L’article L. 341-1 prévoit ainsi que le producteur d’une base de données bénéficie d’une protection  « lorsque la constitution, la vérification ou la présentation de celui-ci atteste d’un investissement financier, matériel ou humain substantiel« .

Le producteur de la base de données doit prouver un investissement financier, matériel ou humain substantiel. Cela peut se faire à partir :

  • des factures des fournisseurs ou sous-traitants du producteur, à condition que ces factures soient assez explicites sur la nature de la prestation ;
  • des factures d’achat des matériels et logiciels nécessaires à la création de la base de données ;
  • des contrats de travail des salariés, à conditions que ces derniers soient explicites sur les missions des salariés en lien avec la base de données que vous souhaitez protéger ;

Cette question est très importante car les juridictions sont sévères sur ce point.

Ainsi, la cour de cassation a jugé par un arrêt en date du 12 novembre 2015 que la cour d’appel de Paris n’avait pas été assez précise. La cour de cassation rappelle que

Attendu que, pour la déclarer irrecevable à agir en réparation de l’atteinte portée à ses droits de producteur, l’arrêt retient que la société P se doit de rapporter la preuve d’investissements spécifiques qui ne se confondent pas avec ceux qu’elle consacre à la création des éléments constitutifs de sa base de données et à des opérations de vérification, purement formelle, pendant cette phase de création consistant à les collecter auprès de professionnels et à les diffuser tels que recueillis de ses clients ;

Qu’en se déterminant ainsi, par un motif qui ne permet pas de définir si elle a considéré que les investissements liés à la collecte des données et à leur diffusion, telles que recueillies, relevaient de la création des éléments constitutifs du contenu de sa base et ne devaient donc pas être pris en considération ou si, au contraire, ils faisaient partie des investissements « spécifiques » dont la société P devait rapporter la preuve pour justifier la protection qu’elle sollicitait, la cour d’appel n’a pas satisfait aux exigences du texte susvisé

2. Déposer votre base

Ce n’est pas une condition requise pour la protection d’une base de données. C’est toutefois nécessaire de la faire pour prouver l’antériorité de sa base et ainsi confondre un éventuel contrefacteur.

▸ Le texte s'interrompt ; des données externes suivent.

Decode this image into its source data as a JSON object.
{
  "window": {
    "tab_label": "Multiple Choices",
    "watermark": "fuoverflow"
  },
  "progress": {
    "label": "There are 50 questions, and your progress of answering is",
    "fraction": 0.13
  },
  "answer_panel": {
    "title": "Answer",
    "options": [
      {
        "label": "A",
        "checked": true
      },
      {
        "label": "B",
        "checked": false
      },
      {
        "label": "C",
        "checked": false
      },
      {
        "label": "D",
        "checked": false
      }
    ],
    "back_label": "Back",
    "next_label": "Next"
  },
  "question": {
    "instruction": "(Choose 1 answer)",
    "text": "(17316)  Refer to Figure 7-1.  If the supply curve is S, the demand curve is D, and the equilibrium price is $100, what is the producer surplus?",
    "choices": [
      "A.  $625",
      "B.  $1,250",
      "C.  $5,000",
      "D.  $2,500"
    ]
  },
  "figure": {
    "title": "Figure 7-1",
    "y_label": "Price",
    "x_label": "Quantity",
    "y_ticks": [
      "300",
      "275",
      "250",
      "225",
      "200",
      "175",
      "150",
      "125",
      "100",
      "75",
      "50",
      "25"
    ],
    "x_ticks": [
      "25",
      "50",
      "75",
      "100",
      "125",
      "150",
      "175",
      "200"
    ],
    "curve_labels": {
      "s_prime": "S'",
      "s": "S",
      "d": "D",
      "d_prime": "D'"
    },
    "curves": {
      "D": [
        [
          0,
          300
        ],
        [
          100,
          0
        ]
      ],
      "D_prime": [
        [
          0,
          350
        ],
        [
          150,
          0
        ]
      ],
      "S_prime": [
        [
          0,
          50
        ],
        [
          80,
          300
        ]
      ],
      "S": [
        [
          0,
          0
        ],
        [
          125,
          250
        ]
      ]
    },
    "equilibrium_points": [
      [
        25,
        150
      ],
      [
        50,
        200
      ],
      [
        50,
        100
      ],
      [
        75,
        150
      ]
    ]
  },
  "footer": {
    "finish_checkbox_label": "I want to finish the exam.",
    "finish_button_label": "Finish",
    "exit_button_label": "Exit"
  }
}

Ce dépôt peut se faire auprès :

  • d’un huissier ;
  • d’un notaire.

Pensez à renouveler périodiquement ce dépôt pour conserver une preuve utilisable devant les juridictions.

Rappelez vous : pas de preuve, pas de droit !

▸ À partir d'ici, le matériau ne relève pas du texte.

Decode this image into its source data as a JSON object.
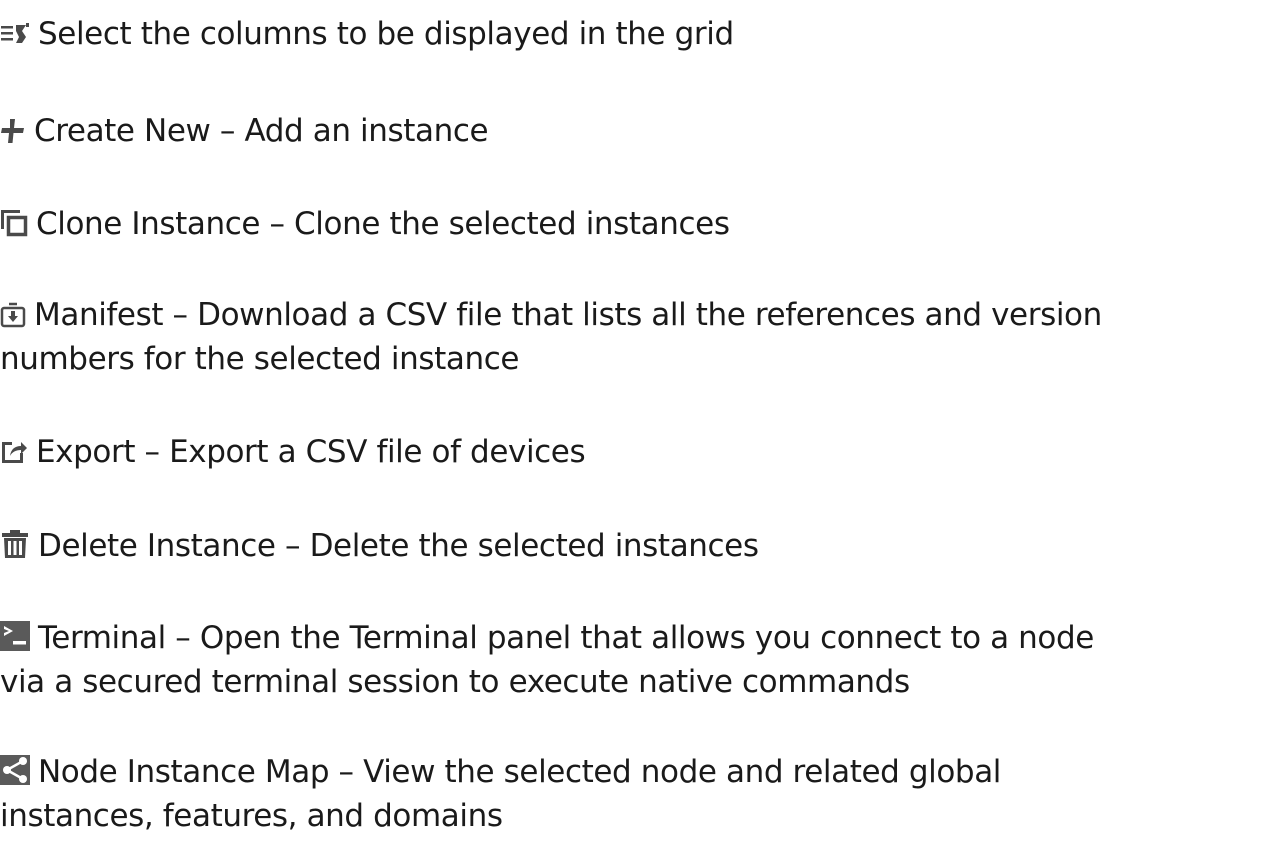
{
  "items": [
    {
      "icon": "column-chooser-icon",
      "text": "Select the columns to be displayed in the grid"
    },
    {
      "icon": "plus-icon",
      "text": "Create New – Add an instance"
    },
    {
      "icon": "clone-icon",
      "text": "Clone Instance – Clone the selected instances"
    },
    {
      "icon": "download-box-icon",
      "text": "Manifest – Download a CSV file that lists all the references and version",
      "text2": "numbers for the selected instance"
    },
    {
      "icon": "export-icon",
      "text": "Export – Export a CSV file of devices"
    },
    {
      "icon": "trash-icon",
      "text": "Delete Instance – Delete the selected instances"
    },
    {
      "icon": "terminal-icon",
      "text": "Terminal – Open the Terminal panel that allows you connect to a node",
      "text2": "via a secured terminal session to execute native commands"
    },
    {
      "icon": "share-node-icon",
      "text": "Node Instance Map – View the selected node and related global",
      "text2": "instances, features, and domains"
    }
  ],
  "colors": {
    "text": "#1a1a1a",
    "icon": "#4a4a4a",
    "icon_dark_bg": "#5a5a5a"
  }
}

3. Introduire des données erronées dans votre base de données

Si votre base de données ne contient que des données parfaites, il pourra être difficile de prouver qu’un tiers a repris le contenu de votre base de données.

C’est pourquoi, je vous conseille d’introduire dans votre base des données aberrantes que vous seul connaissez. Cela peut notamment être des rues ou des adresses mails qui n’existent pas.

Documentez ces données piégées pour prouver que votre adversaire a repris sans bourse délier le fruit de votre labeur.

On le voit, protéger une base de données ne s’improvise pas ! Avec un peu de méthode il est possible de protéger efficacement votre base de données.